Mayan clothing for public events was more elaborate and exuberant than Mayan clothing for everyday life. Public events mainly included a performance of various rituals or ceremonial duties. Mayan clothing for the ruling elite during these public events consisted of large and lavish outfits decorated with feathers and various precious stones which reflected their high status in society. Important elements of these outfits included feathered headdresses, jade jewelry, and clothing made from the skin of various animals, particularly jaguars.
Singing and dancing were essential elements of Mayan public life. This included religious ceremonies, festivals, and even wars. It was common to use large costumes made of jade and feathers for these ceremonies. These costumes were also often decorated with exotic materials of a variety of sort. For dancing, participants usually wore large back-racks with long feathers. Mayan clothing and costumes for dancing events were designed to be light despite their elaborate nature so that it was easy to move around and dance.
War was an important part of Mayan culture since different city-states often clashed with each other. Elaborate preparations were made for war and this also included Mayan clothing for warriors and fighters. Special kinds of protective clothing was developed as means of defense. Essential elements of this Mayan clothing for warriors and fighters included padded mantle often made from twisted cotton or thick leaves, animal skin, and large shields decorated with feathers and animal hide. Warriors often also wore elaborate headdresses and jewelry, although the costumes of Mayan warriors were not as elaborate and embellished as the costumes of later Aztec warriors.
Footwear was an important part of the overall Mayan clothing and just like the dresses, the quality and decoration of the footwear depended on the social status of the wearer. The most common form of footwear were sandals that had straps with two thongs, one of which went in the space between the first and the second toe while the other one went between the third and fourth toe. People from lower classes used simple sandals made of un-tanned animal skin while people form elite classes used more elaborate footwear.

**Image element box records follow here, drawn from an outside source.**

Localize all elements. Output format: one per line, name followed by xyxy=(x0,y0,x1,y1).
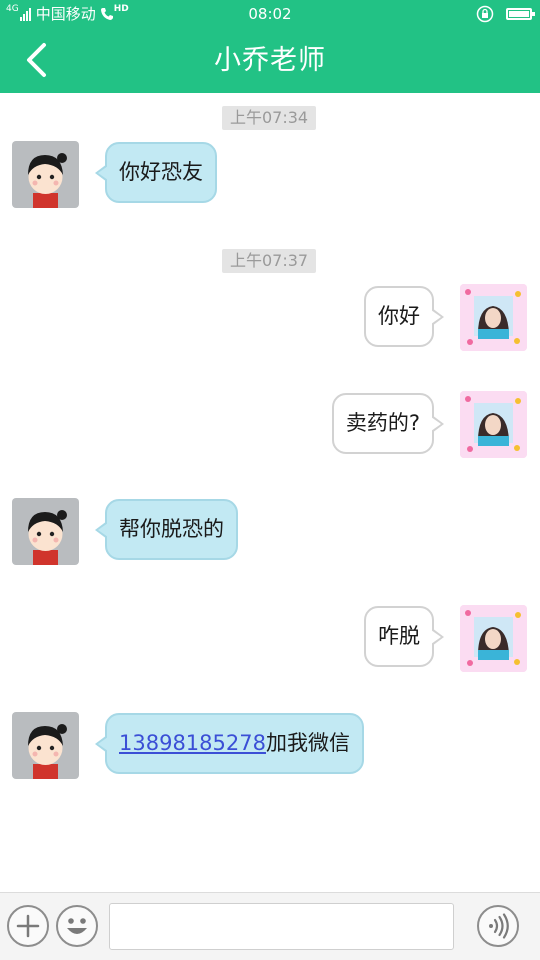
page-title: 小乔老师 xyxy=(214,45,326,76)
contact-avatar[interactable] xyxy=(12,498,79,565)
voice-button[interactable] xyxy=(477,905,519,947)
status-time: 08:02 xyxy=(248,5,292,23)
timestamp: 上午07:37 xyxy=(222,249,317,273)
phone-number-link[interactable]: 13898185278 xyxy=(119,731,266,755)
contact-avatar[interactable] xyxy=(12,141,79,208)
outgoing-message-bubble[interactable]: 咋脱 xyxy=(364,606,444,667)
outgoing-message-bubble[interactable]: 你好 xyxy=(364,286,444,347)
status-right xyxy=(476,0,535,28)
chat-area[interactable]: 上午07:34 你好恐友 上午07:37 你好 卖药的? 帮你脱恐的 咋脱 13… xyxy=(0,93,540,892)
input-bar xyxy=(0,892,540,960)
message-text: 加我微信 xyxy=(265,731,350,755)
rotation-lock-icon xyxy=(476,5,494,23)
battery-icon xyxy=(506,8,535,20)
plus-icon xyxy=(16,914,40,938)
message-input[interactable] xyxy=(109,903,454,950)
contact-avatar[interactable] xyxy=(12,712,79,779)
emoji-button[interactable] xyxy=(56,905,98,947)
outgoing-message-bubble[interactable]: 卖药的? xyxy=(331,393,445,454)
nav-bar: 小乔老师 xyxy=(0,28,540,93)
incoming-message-bubble[interactable]: 13898185278加我微信 xyxy=(95,713,364,774)
my-avatar[interactable] xyxy=(460,284,527,351)
incoming-message-bubble[interactable]: 你好恐友 xyxy=(95,142,217,203)
smiley-icon xyxy=(67,918,87,934)
my-avatar[interactable] xyxy=(460,605,527,672)
voice-wave-icon xyxy=(489,913,509,939)
incoming-message-bubble[interactable]: 帮你脱恐的 xyxy=(95,499,238,560)
top-bar: 4G 中国移动 HD 08:02 小乔老师 xyxy=(0,0,540,93)
status-bar: 4G 中国移动 HD 08:02 xyxy=(0,0,540,28)
my-avatar[interactable] xyxy=(460,391,527,458)
add-button[interactable] xyxy=(7,905,49,947)
timestamp: 上午07:34 xyxy=(222,106,317,130)
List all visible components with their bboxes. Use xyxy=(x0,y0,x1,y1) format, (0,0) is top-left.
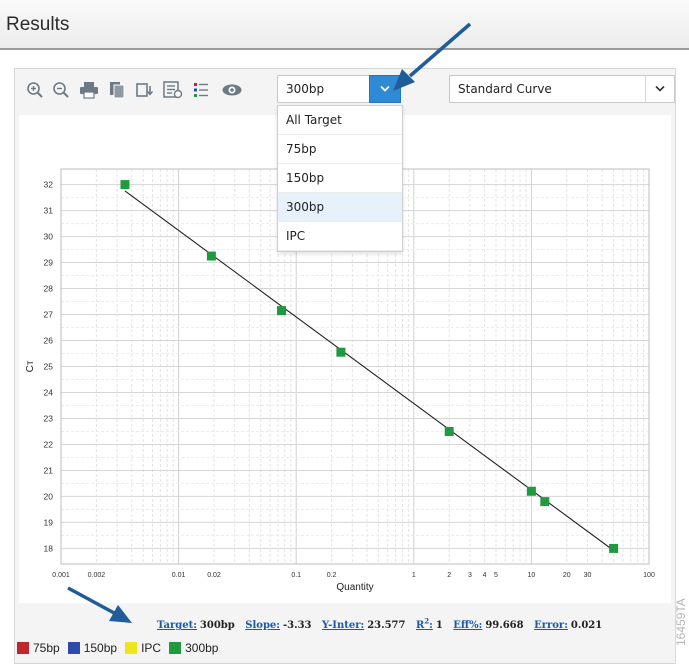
legend-item-75bp[interactable]: 75bp xyxy=(17,641,60,655)
target-dropdown-list: All Target 75bp 150bp 300bp IPC xyxy=(277,105,403,252)
legend-swatch xyxy=(67,642,80,654)
y-tick-label: 19 xyxy=(44,517,54,527)
x-tick-label: 30 xyxy=(584,572,592,579)
y-tick-label: 21 xyxy=(44,465,54,475)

Mayan civilisation had a rich culture and a hierarchical society where rights and privileges of the people depended on their social status. This was true for Mayan clothing as well since people from the lower classes were not allowed to wear certain types of clothes reserved for royalty and the nobility, just like medieval Europe. People from the upper classes made use of elaborate and lavish clothing along with expensive headdresses and precious stones. Footwear of the elite was also more decorated while the common people went about in simple clothing and footwear. Different kinds of Mayan clothing were reserved for different public events.